Société

Les enseignants réclament un salaire d’au moins 75.000 DA

Le dialogue social entre le ministre de l’Éducation, Mohamed Oudjaout, et les syndicats du secteur risque de ne pas aboutir.

En effet, au moment où les syndicats revendiquent une amélioration du pouvoir d’achat de l’enseignant, le ministre lui préfère parler de la révision du statut particulier.

| Lire aussi : Comment le pouvoir d’achat des enseignants s’est dégradé en 4 décennies

À la suite d’une réunion qui a fini en queue de poisson avec le premier responsable de l’éducation, quatorze syndicats ont annoncé, dans un communiqué publié mardi 18 mai dans la soirée, le boycott des activités administratives et la rétention des notes du second trimestre ainsi que la tenue d’un rassemblement mercredi 26 mai devant l’annexe du ministère de l’Éducation à Ruisseau (Alger).

La possibilité de boycotter les examens du 3e trimestre sera discutée à la fin du sit-in de protestation, a annoncé le collectif. « Nous réclamons l’amélioration du pouvoir d’achat de l’enseignant.

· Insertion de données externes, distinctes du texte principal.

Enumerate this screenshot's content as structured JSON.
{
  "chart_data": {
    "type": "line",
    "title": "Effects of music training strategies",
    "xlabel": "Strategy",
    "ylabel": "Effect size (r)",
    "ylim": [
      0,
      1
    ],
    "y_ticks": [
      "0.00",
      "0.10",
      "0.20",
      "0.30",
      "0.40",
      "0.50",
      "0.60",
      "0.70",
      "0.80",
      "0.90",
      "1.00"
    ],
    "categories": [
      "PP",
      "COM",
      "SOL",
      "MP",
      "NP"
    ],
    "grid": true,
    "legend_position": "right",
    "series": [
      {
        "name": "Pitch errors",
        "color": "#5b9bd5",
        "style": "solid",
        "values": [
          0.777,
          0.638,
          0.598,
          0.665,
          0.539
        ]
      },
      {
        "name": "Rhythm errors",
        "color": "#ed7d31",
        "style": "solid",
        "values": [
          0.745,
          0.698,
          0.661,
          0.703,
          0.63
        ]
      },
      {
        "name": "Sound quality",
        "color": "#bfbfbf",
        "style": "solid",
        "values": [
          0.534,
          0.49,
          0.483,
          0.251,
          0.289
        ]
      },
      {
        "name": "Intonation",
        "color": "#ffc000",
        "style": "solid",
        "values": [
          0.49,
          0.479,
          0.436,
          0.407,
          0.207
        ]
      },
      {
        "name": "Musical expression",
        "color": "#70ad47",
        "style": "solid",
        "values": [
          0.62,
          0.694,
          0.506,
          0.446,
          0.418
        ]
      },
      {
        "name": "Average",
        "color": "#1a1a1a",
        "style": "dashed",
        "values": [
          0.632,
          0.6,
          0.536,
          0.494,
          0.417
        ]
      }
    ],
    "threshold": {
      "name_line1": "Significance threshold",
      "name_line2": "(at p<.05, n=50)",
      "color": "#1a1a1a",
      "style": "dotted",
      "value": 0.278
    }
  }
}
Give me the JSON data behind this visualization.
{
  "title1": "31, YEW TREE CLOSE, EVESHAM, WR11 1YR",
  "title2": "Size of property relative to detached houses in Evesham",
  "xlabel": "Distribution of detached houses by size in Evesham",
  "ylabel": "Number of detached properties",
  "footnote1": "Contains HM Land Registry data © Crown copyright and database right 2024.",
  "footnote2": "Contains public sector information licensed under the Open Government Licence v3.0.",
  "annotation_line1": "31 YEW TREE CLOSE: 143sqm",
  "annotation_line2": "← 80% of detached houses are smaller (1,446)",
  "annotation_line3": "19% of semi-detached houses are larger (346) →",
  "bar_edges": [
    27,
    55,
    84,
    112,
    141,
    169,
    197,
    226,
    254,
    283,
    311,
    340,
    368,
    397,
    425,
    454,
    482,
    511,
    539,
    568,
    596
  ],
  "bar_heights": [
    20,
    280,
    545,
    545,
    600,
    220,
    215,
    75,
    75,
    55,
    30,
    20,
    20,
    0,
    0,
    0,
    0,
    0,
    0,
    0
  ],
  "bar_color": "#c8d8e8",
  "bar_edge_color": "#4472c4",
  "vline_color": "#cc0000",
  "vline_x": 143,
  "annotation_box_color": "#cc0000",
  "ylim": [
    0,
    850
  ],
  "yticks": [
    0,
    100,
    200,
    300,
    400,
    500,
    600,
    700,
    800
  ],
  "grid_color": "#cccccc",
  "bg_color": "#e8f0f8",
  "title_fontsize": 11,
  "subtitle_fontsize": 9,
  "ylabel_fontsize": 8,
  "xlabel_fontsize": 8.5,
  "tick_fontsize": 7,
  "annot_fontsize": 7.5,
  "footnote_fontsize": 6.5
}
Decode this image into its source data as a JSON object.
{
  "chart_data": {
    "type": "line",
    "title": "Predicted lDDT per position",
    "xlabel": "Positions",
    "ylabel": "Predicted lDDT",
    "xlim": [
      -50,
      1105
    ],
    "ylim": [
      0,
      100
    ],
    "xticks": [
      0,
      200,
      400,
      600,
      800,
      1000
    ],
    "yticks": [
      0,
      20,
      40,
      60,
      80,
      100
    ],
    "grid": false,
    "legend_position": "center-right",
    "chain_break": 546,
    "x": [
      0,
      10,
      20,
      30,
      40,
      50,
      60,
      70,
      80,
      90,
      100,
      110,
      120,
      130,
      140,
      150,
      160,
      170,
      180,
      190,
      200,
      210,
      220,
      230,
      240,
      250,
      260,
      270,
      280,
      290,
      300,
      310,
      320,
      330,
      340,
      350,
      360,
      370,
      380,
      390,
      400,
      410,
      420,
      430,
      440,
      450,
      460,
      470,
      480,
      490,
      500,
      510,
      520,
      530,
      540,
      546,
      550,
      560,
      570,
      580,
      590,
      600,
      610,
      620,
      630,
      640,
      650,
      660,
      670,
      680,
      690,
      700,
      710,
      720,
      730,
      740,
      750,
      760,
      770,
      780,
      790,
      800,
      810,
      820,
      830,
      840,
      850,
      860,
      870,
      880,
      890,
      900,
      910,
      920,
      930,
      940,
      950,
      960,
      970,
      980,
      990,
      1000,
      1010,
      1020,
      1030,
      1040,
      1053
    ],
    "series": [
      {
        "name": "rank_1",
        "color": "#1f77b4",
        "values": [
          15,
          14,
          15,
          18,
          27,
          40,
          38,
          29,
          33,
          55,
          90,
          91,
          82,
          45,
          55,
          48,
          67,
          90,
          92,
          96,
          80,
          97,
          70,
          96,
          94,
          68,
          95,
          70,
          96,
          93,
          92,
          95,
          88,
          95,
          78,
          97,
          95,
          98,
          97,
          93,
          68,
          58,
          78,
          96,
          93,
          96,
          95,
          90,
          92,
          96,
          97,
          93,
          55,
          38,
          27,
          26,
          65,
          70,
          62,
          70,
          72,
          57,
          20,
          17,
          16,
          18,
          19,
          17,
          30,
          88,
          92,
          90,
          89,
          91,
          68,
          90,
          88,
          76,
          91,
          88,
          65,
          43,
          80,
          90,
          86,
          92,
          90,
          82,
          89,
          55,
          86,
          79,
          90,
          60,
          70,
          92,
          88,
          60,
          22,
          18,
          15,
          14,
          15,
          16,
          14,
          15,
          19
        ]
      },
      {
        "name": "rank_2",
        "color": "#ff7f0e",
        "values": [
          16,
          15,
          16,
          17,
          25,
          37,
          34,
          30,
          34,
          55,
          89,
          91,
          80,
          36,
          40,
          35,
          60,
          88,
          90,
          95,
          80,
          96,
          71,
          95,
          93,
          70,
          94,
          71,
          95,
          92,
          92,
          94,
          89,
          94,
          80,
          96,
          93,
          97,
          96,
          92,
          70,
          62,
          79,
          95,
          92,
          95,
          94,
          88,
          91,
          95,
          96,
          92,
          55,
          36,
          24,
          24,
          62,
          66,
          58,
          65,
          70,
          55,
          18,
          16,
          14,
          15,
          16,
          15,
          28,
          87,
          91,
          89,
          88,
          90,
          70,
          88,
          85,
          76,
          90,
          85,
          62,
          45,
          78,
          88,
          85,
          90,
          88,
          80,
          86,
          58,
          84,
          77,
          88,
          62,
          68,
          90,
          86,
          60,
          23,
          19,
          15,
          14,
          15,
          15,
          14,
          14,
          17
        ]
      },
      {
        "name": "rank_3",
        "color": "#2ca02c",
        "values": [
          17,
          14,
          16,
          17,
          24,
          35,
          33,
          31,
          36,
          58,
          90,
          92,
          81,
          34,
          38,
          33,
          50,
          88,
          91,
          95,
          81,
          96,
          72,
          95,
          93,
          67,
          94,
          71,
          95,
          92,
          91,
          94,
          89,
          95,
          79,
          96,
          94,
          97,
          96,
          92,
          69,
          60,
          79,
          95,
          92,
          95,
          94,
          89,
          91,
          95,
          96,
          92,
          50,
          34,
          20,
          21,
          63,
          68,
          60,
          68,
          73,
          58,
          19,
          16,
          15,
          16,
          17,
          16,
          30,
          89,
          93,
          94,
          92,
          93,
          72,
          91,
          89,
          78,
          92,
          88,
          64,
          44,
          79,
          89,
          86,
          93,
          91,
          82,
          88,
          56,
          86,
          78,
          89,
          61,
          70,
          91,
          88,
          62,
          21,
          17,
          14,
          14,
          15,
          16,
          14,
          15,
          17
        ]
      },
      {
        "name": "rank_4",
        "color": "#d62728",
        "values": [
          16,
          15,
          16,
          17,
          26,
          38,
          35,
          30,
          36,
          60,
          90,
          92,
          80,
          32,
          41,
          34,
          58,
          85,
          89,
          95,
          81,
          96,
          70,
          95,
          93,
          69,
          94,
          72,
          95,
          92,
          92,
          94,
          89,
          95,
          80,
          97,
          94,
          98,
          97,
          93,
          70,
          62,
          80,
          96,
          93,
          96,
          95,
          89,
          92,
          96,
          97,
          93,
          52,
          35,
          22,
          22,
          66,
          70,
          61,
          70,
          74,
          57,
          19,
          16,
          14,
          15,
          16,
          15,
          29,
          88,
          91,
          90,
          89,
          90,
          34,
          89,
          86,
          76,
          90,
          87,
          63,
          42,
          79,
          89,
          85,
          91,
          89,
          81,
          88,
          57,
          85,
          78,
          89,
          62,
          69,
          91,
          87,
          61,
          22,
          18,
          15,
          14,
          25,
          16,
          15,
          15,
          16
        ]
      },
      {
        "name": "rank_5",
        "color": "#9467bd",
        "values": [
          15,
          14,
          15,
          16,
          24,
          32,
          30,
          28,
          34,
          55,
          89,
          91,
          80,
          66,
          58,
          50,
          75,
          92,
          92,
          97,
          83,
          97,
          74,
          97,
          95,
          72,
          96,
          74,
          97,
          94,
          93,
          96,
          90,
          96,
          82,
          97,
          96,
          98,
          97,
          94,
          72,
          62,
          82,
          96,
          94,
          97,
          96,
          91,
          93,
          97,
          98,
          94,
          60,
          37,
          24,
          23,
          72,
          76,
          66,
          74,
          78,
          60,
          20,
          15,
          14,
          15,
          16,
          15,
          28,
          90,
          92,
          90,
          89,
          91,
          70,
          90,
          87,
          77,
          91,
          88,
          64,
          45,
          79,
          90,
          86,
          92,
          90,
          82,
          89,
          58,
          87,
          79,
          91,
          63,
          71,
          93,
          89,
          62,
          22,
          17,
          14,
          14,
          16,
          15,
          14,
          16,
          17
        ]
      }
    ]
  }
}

Nous n’avons pas besoin de réviser le statut particulier », martèle le SG du Syndicat autonome des travailleurs de l’éducation (SATEF), dans une déclaration mercredi à TSA.

« Comme première mesure, nous demandons au président de la République d’augmenter le point indiciaire de 45 DA à 90 DA », explique M. Amoura qui considère que la revalorisation salariale annule de fait la révision du statut particulier.

« Nous ne pouvons plus nourrir nos enfants »

« En fait, c’est quoi la finalité à travers la révision du statut particulier si ce n’est l’augmentation du salaire », relève le syndicaliste qui ajoute qu’avec 26 syndicats au total dans le secteur de l’éducation, le processus de révision du statut particulier risque de prendre des mois.

« La révision du statut n’est pas notre revendication principale. D’ailleurs dans notre communiqué pour la grève de trois jours ( 9, 10 et 11 mai derniers) elle figurait dans la 6e ou 7e position dans la liste de nos revendications », rappelle M. Amoura.

Selon lui, les deux principales réclamations concernent l’amélioration du pouvoir d’achat par une revalorisation des salaires et la réhabilitation du droit à la retraite anticipée sans condition d’âge.

« Si on arrive à régler ces deux points-là, c’en sera beaucoup », affirme le SG du SATEF membre d’un collectif de 14 syndicats autonomes de l’éducation qui insiste sur les raisons de la colère des travailleurs du secteur.

« Qu’est-ce qui nous a fait sortir dans la rue ? C’est l’érosion du pouvoir d’achat. Nous ne pouvons plus nourrir nos enfants. Nous ne parlons pas d’aller chez le médecin ou de partir en vacances », lâche M. Amoura.

Le syndicaliste calcule un salaire moyen d’un enseignant à 80 000 DA, selon une étude conduite par le SATEF. D’autres syndicats ont proposé 75 000 DA.

« Au mois de janvier (2020), le SATEF avait déjà proposé 80 000 DA pour nourrir ses enfants, leur acheter des vêtements et des affaires scolaires. Aujourd’hui, il y a des enseignants qui ne peuvent pas acheter un nouveau cahier pour leurs enfants », déplore M. Amoura qui met en exergue également la nécessité d’assurer des soins à sa progéniture tout en pointant des tarifs rédhibitoires pour un enseignant.

« Le tarif de la consultation chez un médecin généraliste (du secteur privé) c’est 1 200 DA et 2500 chez un spécialiste », illustre-t-il. Les enseignants sont tenus aussi d’assumer d’autres charges liées au loyer, au transport et à leur restauration. « Quand un enseignant loue un logement à 20.000 DA minimum et qu’il touche un salaire de 31 000 DA, que lui reste-t-il ? », s’offusque le syndicaliste.